Homework 8

22C:116, Spring 1995

Due Friday Apr. 7, 1995, in class.

Douglas W. Jones
  1. Background: Consider the following fragment of Ada code, which serves as the body of an Ada task with two entries P and V and contains no code other than a loop and the accept statements for these entries:
       loop
          accept V;
          end accept;
          accept P;
          end accept;
       end loop;
    

    The problem: Is this equivalent to a semaphore? If not, describe a behavior you would expect of calls to the P and V entries of this task that is different from the behavior you would expect of a semaphore.

  2. Background: Every ten milliseconds, the hardware clock interrupts our CPU, causing a call to be made to the realtime clock interrupt service routine; this routine is called tick. Tick maintains a global variable called time; this records the number of microseconds since the birth of John VonNeumann as a 64 bit quantity. In addition, there is a global variable, error. If you want to make the clock gain ten milliseconds, add 10000 to error. If you want to make the clock lose fifteen milliseconds, subtract 15000 from error. These changes to error must be done atomically. If error is zero, the clock is not being adjusted. If it is nonzero, the clock is being adjusted.

    Assignment: Write the code for the procedure tick. This routine should never allow the apparent clock speed to vary by more than two percent as it adjusts for errors reported to it through error.

  3. Background: Consider a system with message transmission and reception using a conventional client server protocol, with the the client primitives send(request,server) and await(reply). Furthermore, this system has a number of clock servers, the network addresses of which are known, and each server is written as suggested in the previous problem, with an error variable that can be incremented or decremented to speed it up or slow it down. Additionally, each machine has a service called wait(interval) that delays the calling process by the indicated time interval (in microseconds), measured relative to the local clock.
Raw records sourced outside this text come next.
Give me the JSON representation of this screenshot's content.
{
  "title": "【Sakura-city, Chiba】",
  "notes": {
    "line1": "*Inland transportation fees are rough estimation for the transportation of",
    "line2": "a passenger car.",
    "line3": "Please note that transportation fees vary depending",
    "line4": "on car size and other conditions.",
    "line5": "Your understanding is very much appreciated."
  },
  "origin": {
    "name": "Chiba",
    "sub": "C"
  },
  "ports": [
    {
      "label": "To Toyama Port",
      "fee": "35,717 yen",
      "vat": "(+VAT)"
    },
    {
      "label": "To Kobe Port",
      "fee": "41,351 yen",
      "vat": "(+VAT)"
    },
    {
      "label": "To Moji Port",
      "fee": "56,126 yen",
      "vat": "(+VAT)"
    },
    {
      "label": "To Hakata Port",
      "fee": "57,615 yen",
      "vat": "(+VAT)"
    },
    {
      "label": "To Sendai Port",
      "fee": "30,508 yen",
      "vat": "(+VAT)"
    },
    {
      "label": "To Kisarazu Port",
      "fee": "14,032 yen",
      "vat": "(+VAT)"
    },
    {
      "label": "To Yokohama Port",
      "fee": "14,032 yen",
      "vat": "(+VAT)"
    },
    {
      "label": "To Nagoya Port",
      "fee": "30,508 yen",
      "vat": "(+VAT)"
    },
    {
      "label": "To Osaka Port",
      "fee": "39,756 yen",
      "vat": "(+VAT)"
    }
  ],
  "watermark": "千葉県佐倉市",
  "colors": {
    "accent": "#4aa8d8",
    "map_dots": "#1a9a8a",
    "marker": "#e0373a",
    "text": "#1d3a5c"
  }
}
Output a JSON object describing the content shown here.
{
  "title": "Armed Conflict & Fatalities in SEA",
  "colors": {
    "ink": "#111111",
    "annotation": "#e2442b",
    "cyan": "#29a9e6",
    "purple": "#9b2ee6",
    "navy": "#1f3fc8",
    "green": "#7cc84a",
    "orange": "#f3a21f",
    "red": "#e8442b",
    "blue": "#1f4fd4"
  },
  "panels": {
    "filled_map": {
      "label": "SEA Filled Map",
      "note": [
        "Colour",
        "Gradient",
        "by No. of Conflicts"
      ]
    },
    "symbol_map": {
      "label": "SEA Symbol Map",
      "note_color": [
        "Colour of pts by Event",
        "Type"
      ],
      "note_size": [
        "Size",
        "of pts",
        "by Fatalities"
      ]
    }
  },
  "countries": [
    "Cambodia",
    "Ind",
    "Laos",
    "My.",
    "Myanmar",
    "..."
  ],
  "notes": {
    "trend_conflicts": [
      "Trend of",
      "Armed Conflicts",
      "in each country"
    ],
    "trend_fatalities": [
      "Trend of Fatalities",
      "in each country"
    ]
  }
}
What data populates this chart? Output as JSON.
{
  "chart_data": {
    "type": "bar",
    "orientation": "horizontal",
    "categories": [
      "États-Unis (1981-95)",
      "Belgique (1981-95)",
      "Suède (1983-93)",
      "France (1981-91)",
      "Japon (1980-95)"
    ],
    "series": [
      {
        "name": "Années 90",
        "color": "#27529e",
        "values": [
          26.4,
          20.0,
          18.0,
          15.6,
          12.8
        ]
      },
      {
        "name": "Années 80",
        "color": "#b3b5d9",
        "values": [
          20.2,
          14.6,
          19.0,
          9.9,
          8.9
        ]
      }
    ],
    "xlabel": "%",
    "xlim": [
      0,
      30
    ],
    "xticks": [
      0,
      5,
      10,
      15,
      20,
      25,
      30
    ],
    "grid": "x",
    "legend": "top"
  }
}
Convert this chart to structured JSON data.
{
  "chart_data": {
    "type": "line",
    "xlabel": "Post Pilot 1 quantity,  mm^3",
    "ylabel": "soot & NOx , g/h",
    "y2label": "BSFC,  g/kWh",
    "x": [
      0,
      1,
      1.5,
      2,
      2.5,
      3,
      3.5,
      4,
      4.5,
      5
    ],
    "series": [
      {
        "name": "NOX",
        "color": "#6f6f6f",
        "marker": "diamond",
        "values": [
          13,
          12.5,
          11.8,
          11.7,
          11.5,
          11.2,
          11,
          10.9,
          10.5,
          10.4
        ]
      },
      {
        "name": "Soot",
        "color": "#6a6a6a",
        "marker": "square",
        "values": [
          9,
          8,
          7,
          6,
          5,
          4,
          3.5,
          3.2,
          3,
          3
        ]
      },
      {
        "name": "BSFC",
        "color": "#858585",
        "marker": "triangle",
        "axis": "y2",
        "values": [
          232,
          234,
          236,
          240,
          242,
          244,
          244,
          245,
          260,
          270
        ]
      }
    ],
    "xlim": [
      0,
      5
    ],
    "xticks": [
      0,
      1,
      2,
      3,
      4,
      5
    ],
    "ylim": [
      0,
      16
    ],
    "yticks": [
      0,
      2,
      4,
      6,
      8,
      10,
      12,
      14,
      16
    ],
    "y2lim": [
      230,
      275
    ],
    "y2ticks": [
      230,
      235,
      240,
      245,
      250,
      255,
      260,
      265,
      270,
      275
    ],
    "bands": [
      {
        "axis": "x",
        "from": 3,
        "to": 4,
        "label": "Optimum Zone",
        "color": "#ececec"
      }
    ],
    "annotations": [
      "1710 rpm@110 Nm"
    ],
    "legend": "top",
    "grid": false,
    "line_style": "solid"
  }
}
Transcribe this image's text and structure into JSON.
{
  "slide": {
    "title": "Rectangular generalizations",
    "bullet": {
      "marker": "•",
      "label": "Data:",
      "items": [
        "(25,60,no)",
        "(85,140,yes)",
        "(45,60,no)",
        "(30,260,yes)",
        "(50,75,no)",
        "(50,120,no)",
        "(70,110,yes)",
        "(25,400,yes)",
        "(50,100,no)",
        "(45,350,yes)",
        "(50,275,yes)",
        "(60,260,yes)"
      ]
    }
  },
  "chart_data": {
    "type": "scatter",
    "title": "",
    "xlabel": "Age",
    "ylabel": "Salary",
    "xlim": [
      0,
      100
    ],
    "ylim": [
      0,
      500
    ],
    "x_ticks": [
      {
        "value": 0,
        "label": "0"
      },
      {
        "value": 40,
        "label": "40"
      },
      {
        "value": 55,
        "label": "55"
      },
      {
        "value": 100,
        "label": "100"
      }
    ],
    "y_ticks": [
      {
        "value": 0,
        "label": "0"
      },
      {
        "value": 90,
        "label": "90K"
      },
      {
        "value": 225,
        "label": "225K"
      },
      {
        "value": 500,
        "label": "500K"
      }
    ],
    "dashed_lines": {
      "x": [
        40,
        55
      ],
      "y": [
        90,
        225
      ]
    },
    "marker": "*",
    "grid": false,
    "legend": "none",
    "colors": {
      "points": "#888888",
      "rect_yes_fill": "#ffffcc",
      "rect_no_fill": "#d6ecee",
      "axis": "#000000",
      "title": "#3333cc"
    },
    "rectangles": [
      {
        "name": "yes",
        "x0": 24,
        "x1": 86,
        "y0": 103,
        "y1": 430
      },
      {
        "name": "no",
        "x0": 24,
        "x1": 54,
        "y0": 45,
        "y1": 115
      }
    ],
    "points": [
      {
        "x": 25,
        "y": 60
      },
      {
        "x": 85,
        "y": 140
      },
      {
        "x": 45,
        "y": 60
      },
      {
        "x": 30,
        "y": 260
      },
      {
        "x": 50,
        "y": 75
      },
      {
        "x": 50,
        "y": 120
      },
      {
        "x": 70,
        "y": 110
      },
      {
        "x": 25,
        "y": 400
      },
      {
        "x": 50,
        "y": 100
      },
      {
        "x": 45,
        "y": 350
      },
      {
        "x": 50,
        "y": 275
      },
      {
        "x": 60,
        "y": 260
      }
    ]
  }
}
    Assignment: Write code for a process you can run on each machine that has a clock server to keep that clock server running at the same speed as the other clocks on the net. This code should inspect all the other clocks on the net every ten minutes, reject those measurements that involved unusual trip times, and average the errors with regard to the others in order compute the amount by which the current clock should be adjusted.